MacBookPro 2009 - probably the easiest of all, now running a 240GB WD Green drive. Only annoying part - I downloaded the El Captain installer on my MacPro (5Gb), and then connected my USB HDD dock with the SSD so I could instal the OS. But, the installer wouldn’t work because the MacPro is on Sierra (a higher OS). How annoying! This machine is now for my 6 and 8 year old boys, so am setting it up with games and stuff for them. The trackpad takes a bit of getting used to when you’ve grown up using an iPad! Click-dragging… Oh lord!

Next will be…
MacMini 2012, which will also be a plug’n’play for my 2nd 240GB WD Green (got both off eBay for $44ea). I’ll use the HDD dock again, and clone the existing drive to the SSD, as it’s already set up how I want it.

Followed by…
iMac 24" 2009 - I’m glad I’ll get a test run inside an iMac when I pull the SSD out of my dad’s 20" iMac next weekend… before then using that SSD in this machine. I think it’s what worries me the most… Lot more steps than the other machines, and - I am keen to get this one up and running for my 14yo son, who keeps talking of saving his pocket money to buy a PC. :roll_eyes:

And lastly…
G4 Cube - I am waiting on an IDE to SATA card ($38), and a 120GB WD SSD ($36) for this job. I am expecting issues with this, as from what I’ve read, once you add the IDE/SATA card, the screw holes don’t line up for the mounting bracket… but I’ll see what it looks like when I have it here in front of me. I have a Dremel, and am not against adding a new screw hole if need be…

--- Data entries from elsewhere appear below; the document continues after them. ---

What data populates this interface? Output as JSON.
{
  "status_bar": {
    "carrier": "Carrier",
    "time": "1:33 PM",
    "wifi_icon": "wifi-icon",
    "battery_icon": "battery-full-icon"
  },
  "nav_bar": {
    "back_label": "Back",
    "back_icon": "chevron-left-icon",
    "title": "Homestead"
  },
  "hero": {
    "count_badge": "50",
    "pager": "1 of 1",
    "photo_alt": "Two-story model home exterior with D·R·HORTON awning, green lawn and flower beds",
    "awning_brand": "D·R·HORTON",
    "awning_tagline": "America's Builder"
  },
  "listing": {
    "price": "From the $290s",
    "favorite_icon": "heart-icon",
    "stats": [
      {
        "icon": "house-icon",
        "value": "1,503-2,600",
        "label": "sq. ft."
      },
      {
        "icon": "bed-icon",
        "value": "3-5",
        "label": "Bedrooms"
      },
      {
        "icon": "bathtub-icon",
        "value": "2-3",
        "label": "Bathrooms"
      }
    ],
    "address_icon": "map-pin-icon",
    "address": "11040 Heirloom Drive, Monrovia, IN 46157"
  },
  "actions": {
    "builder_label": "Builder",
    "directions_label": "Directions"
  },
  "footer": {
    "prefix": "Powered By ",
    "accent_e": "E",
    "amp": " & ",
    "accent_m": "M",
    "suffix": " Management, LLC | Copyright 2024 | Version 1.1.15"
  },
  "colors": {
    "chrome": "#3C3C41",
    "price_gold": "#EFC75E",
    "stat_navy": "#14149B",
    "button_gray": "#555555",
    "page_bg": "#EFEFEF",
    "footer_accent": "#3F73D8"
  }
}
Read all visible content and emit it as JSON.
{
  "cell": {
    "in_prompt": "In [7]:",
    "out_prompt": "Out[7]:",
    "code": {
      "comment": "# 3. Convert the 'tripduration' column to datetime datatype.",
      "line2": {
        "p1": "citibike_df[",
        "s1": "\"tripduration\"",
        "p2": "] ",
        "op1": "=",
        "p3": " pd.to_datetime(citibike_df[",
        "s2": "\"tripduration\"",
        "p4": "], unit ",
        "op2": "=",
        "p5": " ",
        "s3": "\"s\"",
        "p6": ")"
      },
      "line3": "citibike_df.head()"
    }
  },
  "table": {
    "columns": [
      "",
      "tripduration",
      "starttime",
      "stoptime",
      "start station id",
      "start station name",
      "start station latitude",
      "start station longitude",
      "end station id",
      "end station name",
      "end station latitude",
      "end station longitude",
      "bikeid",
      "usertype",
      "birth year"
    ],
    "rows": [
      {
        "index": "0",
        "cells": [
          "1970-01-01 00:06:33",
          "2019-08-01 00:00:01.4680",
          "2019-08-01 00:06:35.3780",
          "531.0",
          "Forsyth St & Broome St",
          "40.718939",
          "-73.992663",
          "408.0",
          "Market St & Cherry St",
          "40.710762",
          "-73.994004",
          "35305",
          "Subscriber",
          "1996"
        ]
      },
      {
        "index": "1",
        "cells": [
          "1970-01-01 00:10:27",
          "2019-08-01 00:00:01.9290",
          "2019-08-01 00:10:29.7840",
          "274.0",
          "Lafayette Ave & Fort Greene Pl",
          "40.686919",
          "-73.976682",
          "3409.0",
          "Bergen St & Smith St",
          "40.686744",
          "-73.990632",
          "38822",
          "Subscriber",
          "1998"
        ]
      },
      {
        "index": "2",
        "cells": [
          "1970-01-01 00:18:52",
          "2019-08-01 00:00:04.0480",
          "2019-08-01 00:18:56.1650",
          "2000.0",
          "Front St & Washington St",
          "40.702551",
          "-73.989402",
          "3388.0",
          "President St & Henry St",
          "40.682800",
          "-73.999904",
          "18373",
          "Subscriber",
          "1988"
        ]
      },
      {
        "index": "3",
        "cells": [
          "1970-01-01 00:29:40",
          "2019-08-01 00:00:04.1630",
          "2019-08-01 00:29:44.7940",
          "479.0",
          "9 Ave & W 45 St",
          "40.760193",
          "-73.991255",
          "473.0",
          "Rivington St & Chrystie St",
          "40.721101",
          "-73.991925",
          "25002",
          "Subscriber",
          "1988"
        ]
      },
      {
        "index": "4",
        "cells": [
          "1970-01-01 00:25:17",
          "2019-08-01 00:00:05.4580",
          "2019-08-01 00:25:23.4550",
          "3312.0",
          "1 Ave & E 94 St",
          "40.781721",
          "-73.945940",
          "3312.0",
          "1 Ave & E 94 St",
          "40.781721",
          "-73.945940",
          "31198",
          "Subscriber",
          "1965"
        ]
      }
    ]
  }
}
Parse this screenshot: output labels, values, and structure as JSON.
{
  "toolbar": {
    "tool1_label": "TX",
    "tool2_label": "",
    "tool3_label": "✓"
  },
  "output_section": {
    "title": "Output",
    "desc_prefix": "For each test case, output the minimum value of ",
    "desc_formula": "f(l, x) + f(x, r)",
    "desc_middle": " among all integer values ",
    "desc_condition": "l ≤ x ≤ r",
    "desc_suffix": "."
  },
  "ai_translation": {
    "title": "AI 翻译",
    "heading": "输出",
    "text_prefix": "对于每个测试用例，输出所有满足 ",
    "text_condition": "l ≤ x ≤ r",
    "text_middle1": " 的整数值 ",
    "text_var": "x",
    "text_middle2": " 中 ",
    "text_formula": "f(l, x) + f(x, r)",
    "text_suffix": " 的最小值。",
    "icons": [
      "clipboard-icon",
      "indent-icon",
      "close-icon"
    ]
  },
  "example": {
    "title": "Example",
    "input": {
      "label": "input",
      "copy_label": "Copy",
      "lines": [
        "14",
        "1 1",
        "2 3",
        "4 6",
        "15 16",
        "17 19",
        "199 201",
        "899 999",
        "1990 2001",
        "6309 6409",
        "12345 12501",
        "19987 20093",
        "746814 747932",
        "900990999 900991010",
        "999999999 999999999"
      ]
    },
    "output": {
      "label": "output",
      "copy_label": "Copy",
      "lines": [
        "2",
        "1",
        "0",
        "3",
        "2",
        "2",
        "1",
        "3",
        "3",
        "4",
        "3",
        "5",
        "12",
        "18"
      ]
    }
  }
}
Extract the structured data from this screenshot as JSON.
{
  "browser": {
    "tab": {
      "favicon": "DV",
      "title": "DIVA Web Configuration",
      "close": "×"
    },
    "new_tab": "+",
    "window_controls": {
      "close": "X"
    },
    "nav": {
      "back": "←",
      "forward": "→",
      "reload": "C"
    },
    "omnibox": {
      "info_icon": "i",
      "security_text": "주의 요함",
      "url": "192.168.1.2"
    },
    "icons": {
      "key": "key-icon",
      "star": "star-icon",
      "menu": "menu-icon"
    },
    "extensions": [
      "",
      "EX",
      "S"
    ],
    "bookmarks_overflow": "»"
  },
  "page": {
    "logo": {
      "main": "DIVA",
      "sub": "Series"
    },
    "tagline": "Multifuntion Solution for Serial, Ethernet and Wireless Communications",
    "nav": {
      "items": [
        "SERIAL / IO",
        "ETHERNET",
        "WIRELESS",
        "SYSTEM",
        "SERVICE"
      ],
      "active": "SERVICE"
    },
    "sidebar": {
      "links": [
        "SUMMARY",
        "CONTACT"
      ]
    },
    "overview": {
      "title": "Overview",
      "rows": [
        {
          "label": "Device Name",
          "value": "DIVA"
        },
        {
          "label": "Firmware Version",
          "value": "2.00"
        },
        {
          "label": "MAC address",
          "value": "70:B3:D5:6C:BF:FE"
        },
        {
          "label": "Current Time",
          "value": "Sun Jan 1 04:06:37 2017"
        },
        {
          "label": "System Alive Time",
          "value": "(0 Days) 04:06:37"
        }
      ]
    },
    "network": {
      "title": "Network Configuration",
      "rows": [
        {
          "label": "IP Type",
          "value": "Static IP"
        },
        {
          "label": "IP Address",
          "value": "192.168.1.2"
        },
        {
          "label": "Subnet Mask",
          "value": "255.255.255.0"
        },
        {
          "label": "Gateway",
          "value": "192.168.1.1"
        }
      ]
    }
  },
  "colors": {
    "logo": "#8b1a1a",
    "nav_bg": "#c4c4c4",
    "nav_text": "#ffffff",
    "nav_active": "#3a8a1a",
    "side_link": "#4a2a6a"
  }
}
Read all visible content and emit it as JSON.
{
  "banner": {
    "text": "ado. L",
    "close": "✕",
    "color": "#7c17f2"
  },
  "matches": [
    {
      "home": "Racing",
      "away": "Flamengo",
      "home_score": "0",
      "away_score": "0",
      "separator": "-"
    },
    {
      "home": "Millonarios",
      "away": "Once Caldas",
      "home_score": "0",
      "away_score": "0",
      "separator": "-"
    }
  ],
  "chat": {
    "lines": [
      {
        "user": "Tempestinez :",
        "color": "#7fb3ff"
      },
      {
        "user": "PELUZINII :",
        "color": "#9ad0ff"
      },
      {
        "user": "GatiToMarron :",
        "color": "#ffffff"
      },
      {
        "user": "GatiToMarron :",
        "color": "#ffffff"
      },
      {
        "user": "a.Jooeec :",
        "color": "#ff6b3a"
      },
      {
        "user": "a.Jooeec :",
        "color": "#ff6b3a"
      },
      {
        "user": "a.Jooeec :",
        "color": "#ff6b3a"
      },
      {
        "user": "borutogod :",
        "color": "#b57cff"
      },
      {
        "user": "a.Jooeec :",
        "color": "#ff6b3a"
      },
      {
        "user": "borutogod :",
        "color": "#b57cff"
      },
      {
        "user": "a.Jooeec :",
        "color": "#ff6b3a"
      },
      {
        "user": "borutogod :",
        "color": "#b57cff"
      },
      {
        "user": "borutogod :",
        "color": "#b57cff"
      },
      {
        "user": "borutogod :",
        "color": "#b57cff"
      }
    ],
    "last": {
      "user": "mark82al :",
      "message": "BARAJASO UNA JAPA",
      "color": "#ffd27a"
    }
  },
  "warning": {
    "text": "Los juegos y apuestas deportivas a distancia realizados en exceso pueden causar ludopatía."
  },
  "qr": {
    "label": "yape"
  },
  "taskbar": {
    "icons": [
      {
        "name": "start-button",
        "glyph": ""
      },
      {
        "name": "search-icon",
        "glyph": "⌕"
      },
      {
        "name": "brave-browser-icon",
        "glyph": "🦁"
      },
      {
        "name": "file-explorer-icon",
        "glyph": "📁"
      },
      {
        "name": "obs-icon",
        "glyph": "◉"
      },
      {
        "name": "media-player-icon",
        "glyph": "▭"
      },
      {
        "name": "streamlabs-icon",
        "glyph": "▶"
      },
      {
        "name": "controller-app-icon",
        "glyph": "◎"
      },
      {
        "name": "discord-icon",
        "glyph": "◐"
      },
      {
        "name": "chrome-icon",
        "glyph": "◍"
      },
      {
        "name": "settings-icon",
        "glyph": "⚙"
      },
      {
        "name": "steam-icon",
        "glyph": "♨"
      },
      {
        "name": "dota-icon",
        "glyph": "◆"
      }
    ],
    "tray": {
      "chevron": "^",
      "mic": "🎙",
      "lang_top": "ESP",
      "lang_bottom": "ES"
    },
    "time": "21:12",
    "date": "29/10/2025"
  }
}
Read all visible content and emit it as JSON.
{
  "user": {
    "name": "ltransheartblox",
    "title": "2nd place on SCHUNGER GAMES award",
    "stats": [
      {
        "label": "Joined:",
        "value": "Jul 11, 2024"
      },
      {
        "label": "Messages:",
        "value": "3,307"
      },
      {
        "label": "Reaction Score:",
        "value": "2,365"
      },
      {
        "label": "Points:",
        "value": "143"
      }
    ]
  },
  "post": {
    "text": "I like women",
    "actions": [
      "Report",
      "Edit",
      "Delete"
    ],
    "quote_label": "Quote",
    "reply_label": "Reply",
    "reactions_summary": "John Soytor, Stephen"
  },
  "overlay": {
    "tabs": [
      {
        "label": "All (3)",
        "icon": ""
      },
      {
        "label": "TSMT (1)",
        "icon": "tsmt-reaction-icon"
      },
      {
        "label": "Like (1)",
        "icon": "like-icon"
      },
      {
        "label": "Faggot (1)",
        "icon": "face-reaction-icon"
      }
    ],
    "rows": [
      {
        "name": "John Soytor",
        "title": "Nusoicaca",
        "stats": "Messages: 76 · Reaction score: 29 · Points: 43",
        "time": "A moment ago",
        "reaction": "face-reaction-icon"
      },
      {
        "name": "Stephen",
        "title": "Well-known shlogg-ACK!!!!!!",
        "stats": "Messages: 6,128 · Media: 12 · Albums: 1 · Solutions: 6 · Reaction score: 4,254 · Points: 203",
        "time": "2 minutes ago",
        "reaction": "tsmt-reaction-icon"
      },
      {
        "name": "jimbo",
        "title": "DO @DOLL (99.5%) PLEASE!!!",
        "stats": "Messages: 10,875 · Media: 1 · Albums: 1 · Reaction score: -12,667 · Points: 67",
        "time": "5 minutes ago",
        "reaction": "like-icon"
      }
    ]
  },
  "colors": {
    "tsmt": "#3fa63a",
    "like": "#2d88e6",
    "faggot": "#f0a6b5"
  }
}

I’ve done a couple 2011 iMac SSD installs. It’s not particularly difficult, but is rather time consuming due to the amount of steps. May have been because I did HDD upgrades at the same time, but it was fine. My biggest concern was getting dust stuck behind the screen and having to look at it all the time as it would drive me nuts. Luckily I didn’t have that problem.